Abbott served as a state district judge in Houston and a justice on the State Supreme Court before being elected as attorney general in 2002. As the state’s highest law enforcement official, Abbott has gained nationwide attention for lodging more than two dozen lawsuits against the Obama Administration, a record that he has proudly cited throughout the campaign. One of his favorite boasts: “I go into the office in the morning, I sue Barack Obama, and then I go home.”

Like Perry, he is a staunch defender of the state’s voter ID law, opposes abortion, and is a fierce critic of the president’s health program, widely known as Obama Care, which he has said he would continue to oppose as governor. He also shares Perry’s low-tax, business friendly economic views and has promised to continue policies that would enable Texas to maintain its claim as the nation’s biggest job creator.

As a candidate, Abbott has also signaled that he would stamp his own imprint on the office if he becomes governor and has suggested that he might be receptive to scrapping one of Perry’s pet initatives – the job-creating Texas Enterprise Fund, which recently came under sharp criticism in a state audit. Davis has supported the fund, but with adequate safeguards against abuses.

Hard-fought campaign

The gubernatorial candidates clashed in two debates in McAllen and Dallas and bolstered their campaign travels with TV and Internet ads that included Spanish-language messages geared to the state’s growing Hispanic population.

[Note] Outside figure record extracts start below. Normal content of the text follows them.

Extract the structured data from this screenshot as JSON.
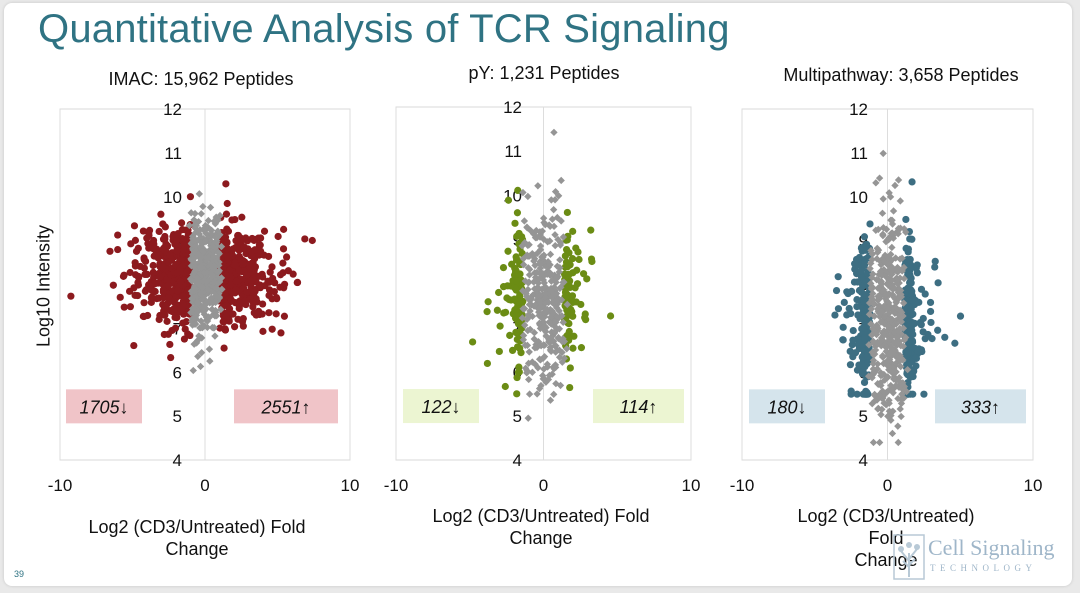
{
  "slide": {
    "title": "Quantitative Analysis of TCR Signaling",
    "page_number": "39",
    "logo": {
      "name": "Cell Signaling",
      "sub": "TECHNOLOGY"
    },
    "ylabel": "Log10 Intensity",
    "xlabel_line1": "Log2 (CD3/Untreated) Fold",
    "xlabel_line2": "Change"
  },
  "chart_data": [
    {
      "type": "scatter",
      "title": "IMAC: 15,962 Peptides",
      "xlabel": "Log2 (CD3/Untreated) Fold Change",
      "ylabel": "Log10 Intensity",
      "xlim": [
        -10,
        10
      ],
      "ylim": [
        4,
        12
      ],
      "xticks": [
        "-10",
        "0",
        "10"
      ],
      "yticks": [
        "4",
        "5",
        "6",
        "7",
        "8",
        "9",
        "10",
        "11",
        "12"
      ],
      "regulated_color": "#8c1a1e",
      "unchanged_color": "#959595",
      "cloud": {
        "x_sd": 2.3,
        "y_mean": 8.2,
        "y_sd": 0.55,
        "n_regulated": 900,
        "n_unchanged": 420,
        "unchanged_half_width": 1.0
      },
      "down_label": "1705↓",
      "up_label": "2551↑",
      "box_color": "#f0c4c8"
    },
    {
      "type": "scatter",
      "title": "pY: 1,231 Peptides",
      "xlabel": "Log2 (CD3/Untreated) Fold Change",
      "ylabel": "Log10 Intensity",
      "xlim": [
        -10,
        10
      ],
      "ylim": [
        4,
        12
      ],
      "xticks": [
        "-10",
        "0",
        "10"
      ],
      "yticks": [
        "4",
        "5",
        "6",
        "7",
        "8",
        "9",
        "10",
        "11",
        "12"
      ],
      "regulated_color": "#6b8c14",
      "unchanged_color": "#959595",
      "cloud": {
        "x_sd": 1.6,
        "y_mean": 7.6,
        "y_sd": 0.8,
        "n_regulated": 210,
        "n_unchanged": 320,
        "unchanged_half_width": 1.4
      },
      "down_label": "122↓",
      "up_label": "114↑",
      "box_color": "#ecf5d2"
    },
    {
      "type": "scatter",
      "title": "Multipathway: 3,658 Peptides",
      "xlabel": "Log2 (CD3/Untreated) Fold Change",
      "ylabel": "Log10 Intensity",
      "xlim": [
        -10,
        10
      ],
      "ylim": [
        4,
        12
      ],
      "xticks": [
        "-10",
        "0",
        "10"
      ],
      "yticks": [
        "4",
        "5",
        "6",
        "7",
        "8",
        "9",
        "10",
        "11",
        "12"
      ],
      "regulated_color": "#3d6e82",
      "unchanged_color": "#959595",
      "cloud": {
        "x_sd": 1.4,
        "y_mean": 7.2,
        "y_sd": 0.95,
        "n_regulated": 380,
        "n_unchanged": 420,
        "unchanged_half_width": 1.2
      },
      "down_label": "180↓",
      "up_label": "333↑",
      "box_color": "#d5e4ec"
    }
  ]
}
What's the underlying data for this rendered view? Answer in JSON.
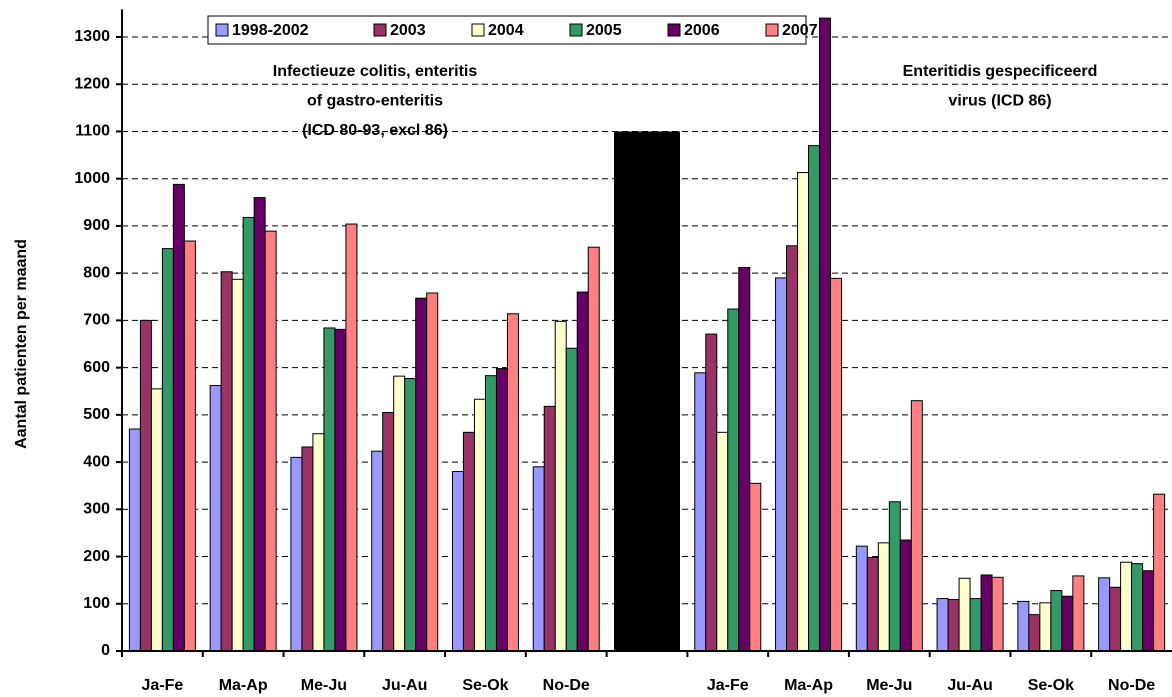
{
  "chart_data": {
    "type": "bar",
    "y_label": "Aantal patienten per maand",
    "categories": [
      "Ja-Fe",
      "Ma-Ap",
      "Me-Ju",
      "Ju-Au",
      "Se-Ok",
      "No-De",
      null,
      "Ja-Fe",
      "Ma-Ap",
      "Me-Ju",
      "Ju-Au",
      "Se-Ok",
      "No-De"
    ],
    "series": [
      {
        "name": "1998-2002",
        "color": "#9999ff",
        "values": [
          470,
          562,
          410,
          423,
          380,
          390,
          null,
          589,
          790,
          222,
          111,
          105,
          155
        ]
      },
      {
        "name": "2003",
        "color": "#993366",
        "values": [
          700,
          803,
          432,
          505,
          463,
          518,
          null,
          671,
          858,
          198,
          109,
          77,
          135
        ]
      },
      {
        "name": "2004",
        "color": "#ffffcc",
        "values": [
          555,
          787,
          460,
          582,
          533,
          698,
          null,
          463,
          1013,
          229,
          154,
          102,
          188
        ]
      },
      {
        "name": "2005",
        "color": "#339966",
        "values": [
          852,
          918,
          684,
          577,
          583,
          641,
          null,
          724,
          1070,
          316,
          111,
          128,
          185
        ]
      },
      {
        "name": "2006",
        "color": "#660066",
        "values": [
          988,
          960,
          681,
          747,
          598,
          760,
          null,
          812,
          1340,
          235,
          161,
          116,
          170
        ]
      },
      {
        "name": "2007",
        "color": "#ff8080",
        "values": [
          868,
          889,
          904,
          758,
          714,
          855,
          null,
          355,
          789,
          530,
          156,
          159,
          332
        ]
      }
    ],
    "divider": {
      "index": 6,
      "value": 1100,
      "color": "#000000"
    },
    "annotations": [
      {
        "lines": [
          "Infectieuze colitis, enteritis",
          "of gastro-enteritis",
          "(ICD 80-93, excl 86)"
        ]
      },
      {
        "lines": [
          "Enteritidis gespecificeerd",
          "virus (ICD 86)"
        ]
      }
    ],
    "ylim": [
      0,
      1350
    ],
    "yticks": [
      0,
      100,
      200,
      300,
      400,
      500,
      600,
      700,
      800,
      900,
      1000,
      1100,
      1200,
      1300
    ],
    "grid": true
  }
}
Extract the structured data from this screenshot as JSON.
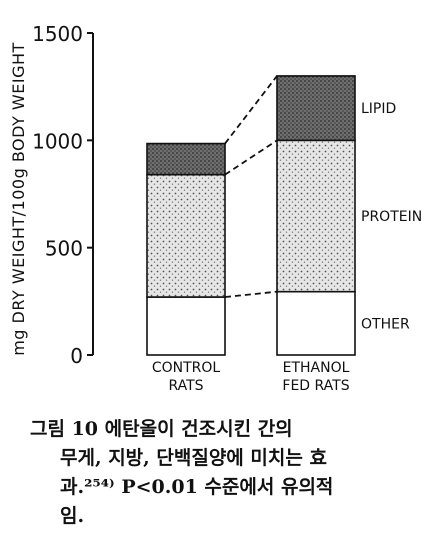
{
  "chart_data": {
    "type": "bar",
    "stacked": true,
    "ylabel": "mg DRY WEIGHT/100g BODY WEIGHT",
    "ylim": [
      0,
      1500
    ],
    "yticks": [
      0,
      500,
      1000,
      1500
    ],
    "categories": [
      "CONTROL RATS",
      "ETHANOL FED RATS"
    ],
    "category_lines": [
      [
        "CONTROL",
        "RATS"
      ],
      [
        "ETHANOL",
        "FED RATS"
      ]
    ],
    "series": [
      {
        "name": "OTHER",
        "values": [
          270,
          295
        ],
        "fill": "#ffffff"
      },
      {
        "name": "PROTEIN",
        "values": [
          570,
          705
        ],
        "fill": "#dcdcdc"
      },
      {
        "name": "LIPID",
        "values": [
          145,
          300
        ],
        "fill": "#8a8a8a"
      }
    ],
    "connectors": "dashed lines join matching segment boundaries of the two bars",
    "grid": false
  },
  "caption": {
    "lines": [
      "그림 10  에탄올이  건조시킨  간의",
      "무게, 지방, 단백질양에 미치는 효",
      "과.²⁵⁴⁾ P<0.01 수준에서 유의적",
      "임."
    ]
  }
}
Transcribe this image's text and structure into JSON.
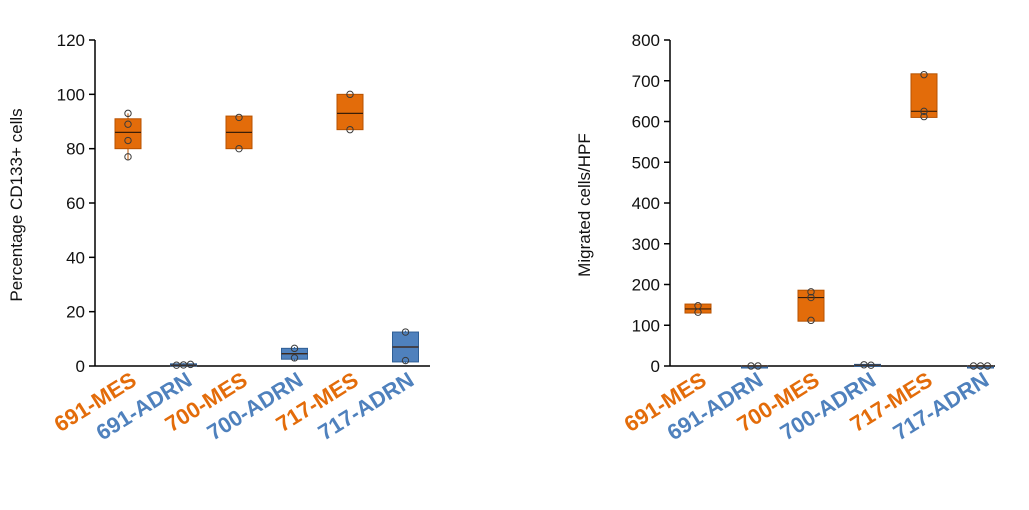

Davis’ campaign drew criticism even from Democrats for an ad that prominently featured a wheelchair but the Democratic candidate stood by the message, saying it was designed to show Abbott’s hypocrisy for getting a multimillion-dollar legal settlement for his 1984 injury while opposing similar opportunities for other accident victims.

Both candidates made well-publicized bids for Hispanics, who have driven much of the state’s population growth and typically lean Democratic but display low turnout in elections. A major component of the Democrats’ strategy was focused on igniting Hispanic turnout to optimize their support among Hispanics.

Staff writer John Gravois contributed to this report, which includes material from The Associated Press.